OCR non-searchable PDF and extract pages

ismael · May 3, 2013, 12:46pm

Hello Java-OCR Tech Support,

I was exchanging emails with your Sales group but before I buy your software, I need to make sure that it can do the job. Please provide a technical solution to my requirements using your products.

I have to OCR, search, and extract pages on non-searchable PDFs. I need to do in a Java servlet in Tomcat. My requirements are:

1. I have to OCR a non-searchable PDF document (multiple pages) and look for some strings.

2. On the pages where I see these strings, I need to pull out the pages and store into a new PDF file.

I see that you have these products 'Java-OCR' and 'Java-PDF'. Based on the description, 'Java-OCR' can only work on BMP files. Does your Java-OCR now support PDF file format? If not, can I pull each page using Java-PDF and convert into BMP and do the OCR to locate the strings?

Thank you.

tilal.ahmad · May 6, 2013, 11:50am

Hi Ismael,

Thanks for your interest in Aspose. Yes you are right, currently It supports BMP file format as input with English language. It can recognize Arial, Times New Roman and Tohama fonts with regular/bold/italic font styles. Recognition accuracy of big font sizes i.e. 32pts and above is 90% and smaller font sizes have less accuracy. Our development team is working over a major revamp of Aspose.OCR API for performance improvement, support of smaller font sizes, new fonts and languages.

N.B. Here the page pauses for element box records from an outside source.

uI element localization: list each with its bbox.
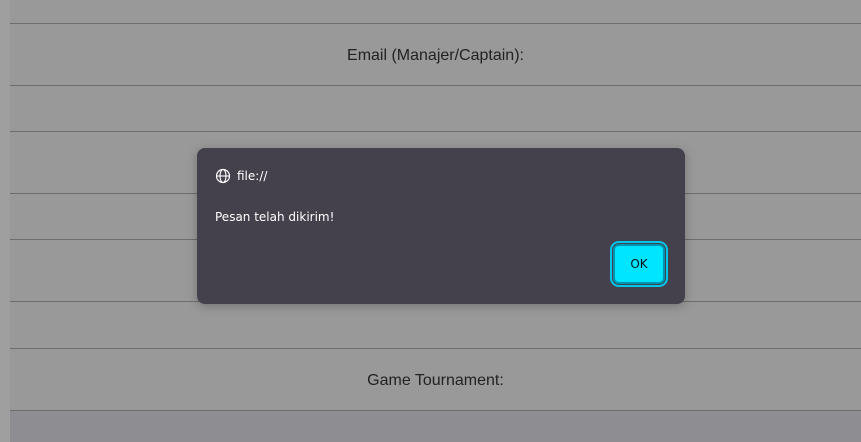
form-divider (10, 85, 861, 86)
game-tournament-label: Game Tournament: (367, 372, 504, 389)
form-bottom-band (10, 411, 861, 442)
dialog-message: Pesan telah dikirim! (215, 210, 335, 224)
alert-dialog: file:// Pesan telah dikirim! OK (197, 148, 685, 304)
form-divider (10, 131, 861, 132)
page-backdrop: Email (Manajer/Captain): Game Tournament… (0, 0, 861, 442)
ok-button[interactable]: OK (610, 241, 668, 287)
dialog-origin: file:// (215, 168, 267, 184)
form-divider (10, 348, 861, 349)
form-divider (10, 23, 861, 24)
globe-icon (215, 168, 231, 184)
email-label: Email (Manajer/Captain): (347, 47, 524, 64)
dialog-origin-text: file:// (237, 169, 268, 183)
left-margin (0, 0, 10, 442)
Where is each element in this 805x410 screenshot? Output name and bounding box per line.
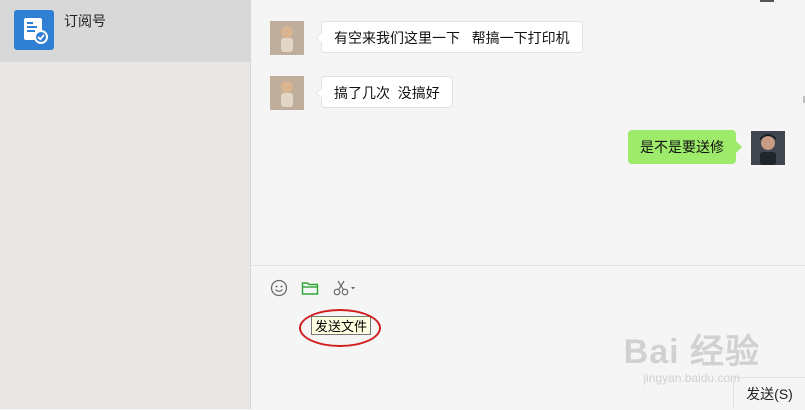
message-bubble-received: 搞了几次 没搞好	[316, 76, 453, 108]
highlight-annotation	[299, 309, 381, 347]
contact-avatar[interactable]	[270, 76, 304, 110]
user-avatar[interactable]	[751, 131, 785, 165]
subscription-label: 订阅号	[64, 13, 106, 29]
message-bubble-received: 有空来我们这里一下 帮搞一下打印机	[316, 21, 583, 53]
sidebar: 订阅号	[0, 0, 251, 409]
folder-icon	[301, 282, 319, 295]
send-file-button[interactable]	[301, 279, 319, 299]
scissors-icon	[333, 280, 355, 296]
message-input-area[interactable]: 发送文件 发送(S)	[251, 265, 805, 409]
chevron-down-icon	[351, 287, 355, 290]
contact-avatar[interactable]	[270, 21, 304, 55]
scroll-indicator	[760, 0, 774, 2]
subscription-account-item[interactable]: 订阅号	[0, 0, 250, 62]
message-text: 有空来我们这里一下 帮搞一下打印机	[334, 30, 570, 46]
message-text: 是不是要送修	[640, 139, 724, 155]
emoji-icon	[270, 279, 288, 297]
emoji-button[interactable]	[270, 279, 288, 299]
screenshot-button[interactable]	[333, 279, 357, 299]
message-text: 搞了几次 没搞好	[334, 85, 440, 101]
chat-messages-panel: 有空来我们这里一下 帮搞一下打印机 搞了几次 没搞好 是不是要送修	[251, 0, 805, 265]
send-button[interactable]: 发送(S)	[733, 377, 805, 409]
subscription-icon	[14, 10, 54, 50]
message-bubble-sent: 是不是要送修	[628, 130, 742, 164]
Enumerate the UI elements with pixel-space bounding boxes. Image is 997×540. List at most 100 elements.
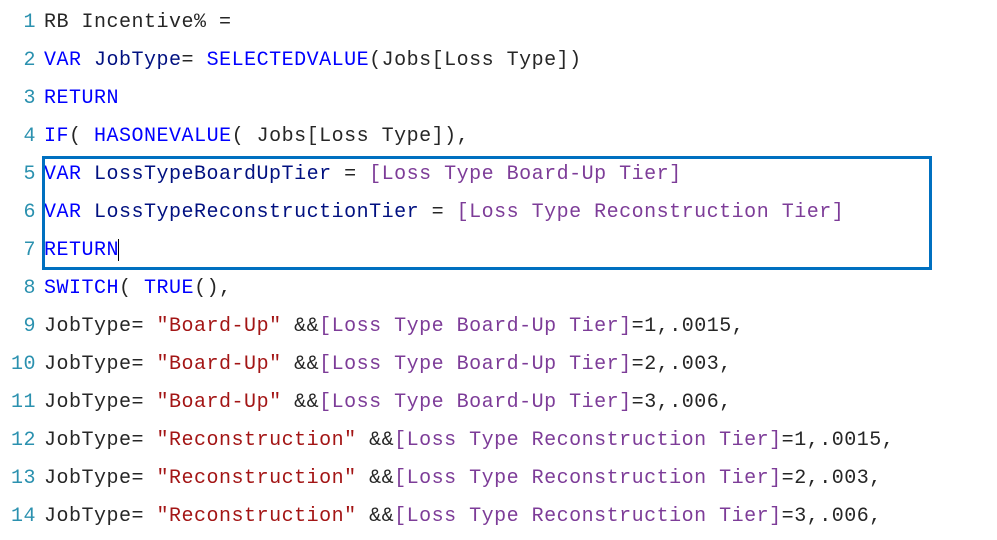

You can convert Pdf document to BMP image with the help of Aspose.Pdf and later can OCR resulting Image with Aspose.OCR.

Please feel free to contact us for any further assistance.

Best Regards,

ismael · May 6, 2013, 1:15pm

Tital,

I tried your sample code to convert a PDF with multiple pages into BMP files. I have a typical PDF containing a form with 9 pages. It took about 10 minutes to create the BMP files for the first 4 pages (as the eval copy can proces only up to 4 pages). This is not a viable solution to me because it is too slow. Is this a normal speed?

I wanted to test the whole process from PDF -> BMP -> OCR -> Text. However, your evaluation copy, puts a solid black block which covers most of the page so I can't test BMP-> OCR. I want to test the BMP file generated by your product to check for occuracy. Is there a way to get a version that doesn't put a solid block in the page so I can test the whole process?

Thank you.

ismael · May 6, 2013, 8:18pm

I tried the Java.OCR project and the performance is unsatisfactory at best. When I used Aspose's sample BMP file, it found the letters. However, in this sample BMP file, the letters are the size of an elephant so it had to find the letters.

I tried to OCR my own BMP file which I feel to be of typical font size and it found only one letter.

Are customers of this product happy with its performance?

Thank you.

tilal.ahmad · May 7, 2013, 8:09am

Hi Ismael,

Thanks for your feedback.

We apologies for the inconvenience caused. As I've already mentioned above there is lot of room of improvement in Aspose.OCR. Aspose.OCR is still an early stage product and doesn't quite meet the expectations. Our development team is working hard to improve the performance and capabilities of the product. We are working on some new algorithms and after these hopefully we will release a significantly improve version.

I've linked your request to the related issue OCR-29048 and will notify you as soon as it is resolved.

Best regards,

awais.hafeez · March 29, 2018, 5:23am

The issues you have found earlier (filed as ) have been fixed in this Aspose.Words for JasperReports 18.3 update.